PDF Text

The PDF Text plugin enables searching on PDF files uploaded to an Omeka Classic item by extracting their texts and saving them to the file records. PDF Text strips out images and layout in the original file, leaving only searchable text.

System requirements

PDF Text requires the pdftotext utility, which is part of the poppler-utils package. You can install it yourself from the command line:

pip install poppler-utils

You may need to contact your server administrator to install it.

You can then install the PDF Text plugin from the plugins directory.

Using the PDF Text module

  • Add PDF file(s) to a new or existing item
  • Save the item
  • PDF Text will extract any text layers from the PDF(s) and input the text to the Text metadata field attached to the file (not the item).

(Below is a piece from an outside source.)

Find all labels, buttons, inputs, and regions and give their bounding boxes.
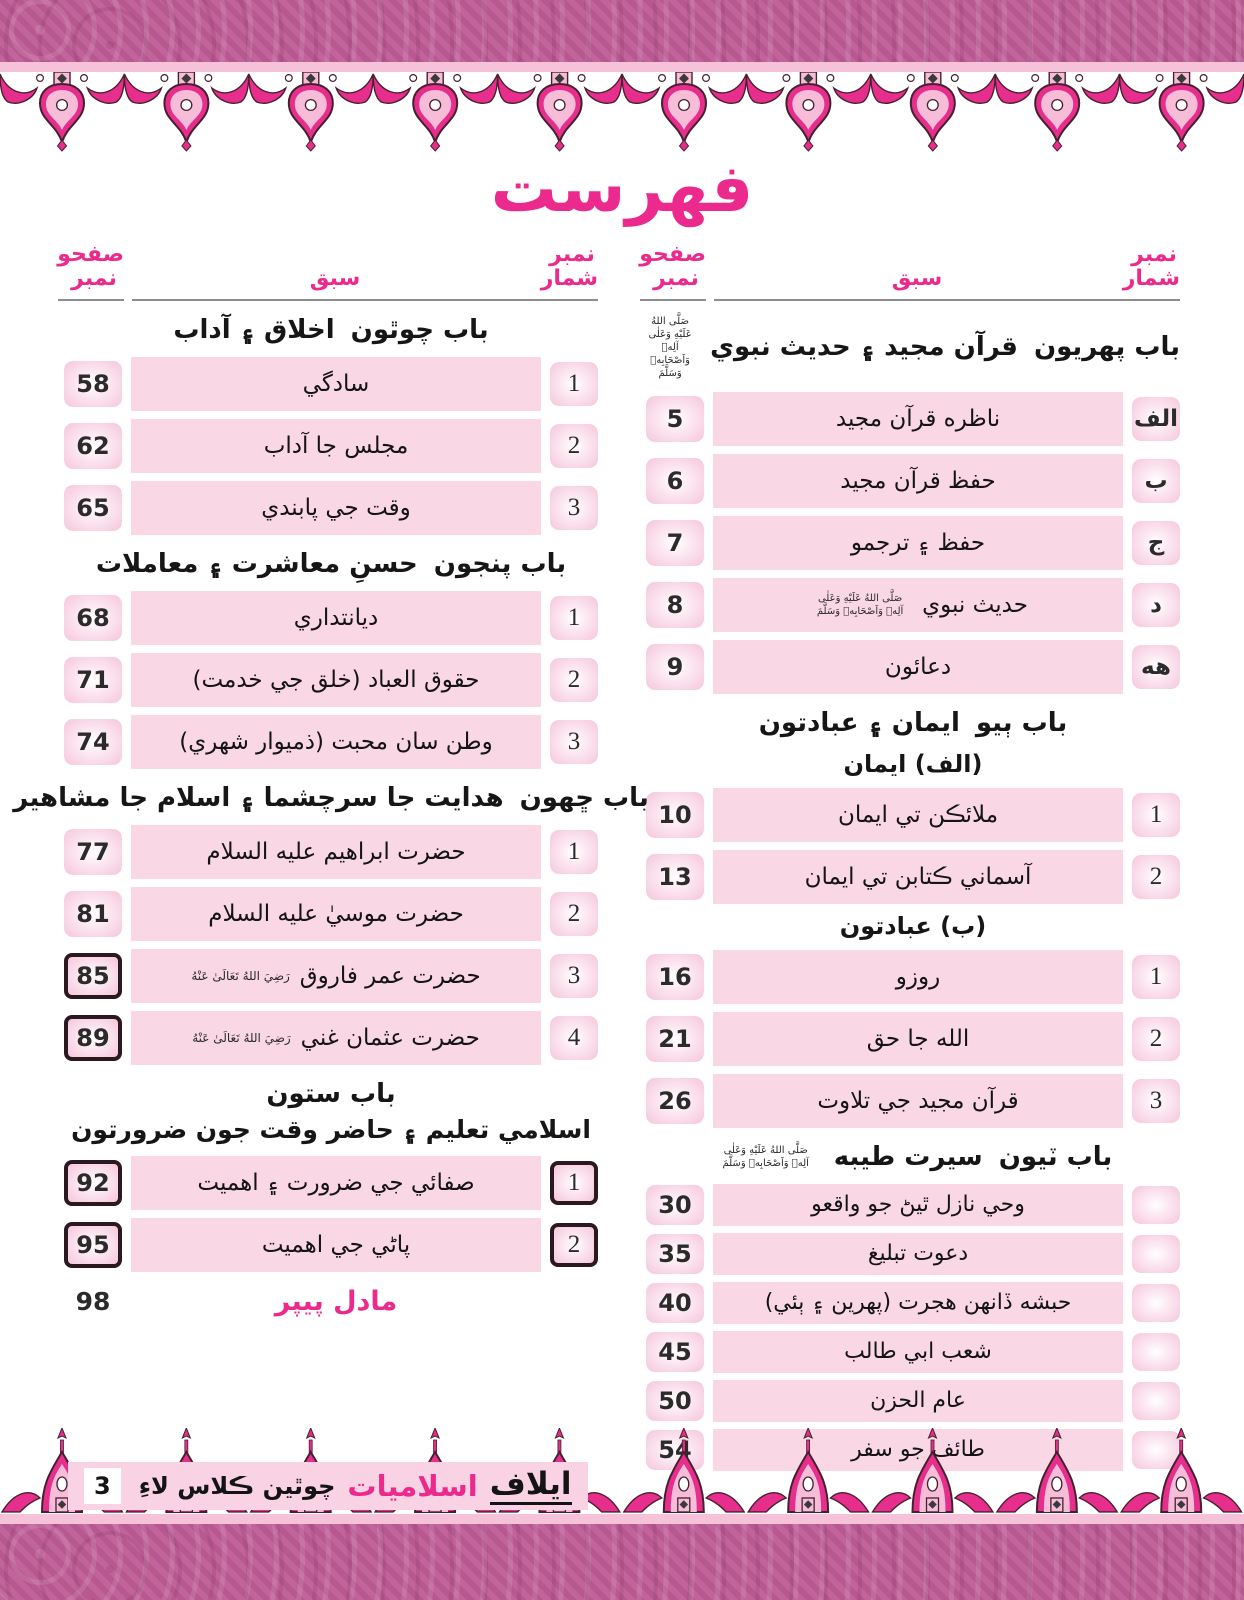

Navigate to the Files attached to items by using the "Files" tab

You can view the extracted text in the admin side, on the File page, or when editing the file, on the "PDF Text" tab. On the public side, this field will show on the file display.

Configure

Configure window with a red arrow pointing to the configure checkbox

The PDF Text "Configure" page, accessible from the Plugins page, allows you to run a batch-text-extraction process on all PDF files already in your Omeka database.

Check the Process Existing PDF files box and save changes. This will run the text extraction process on all PDF file attachments.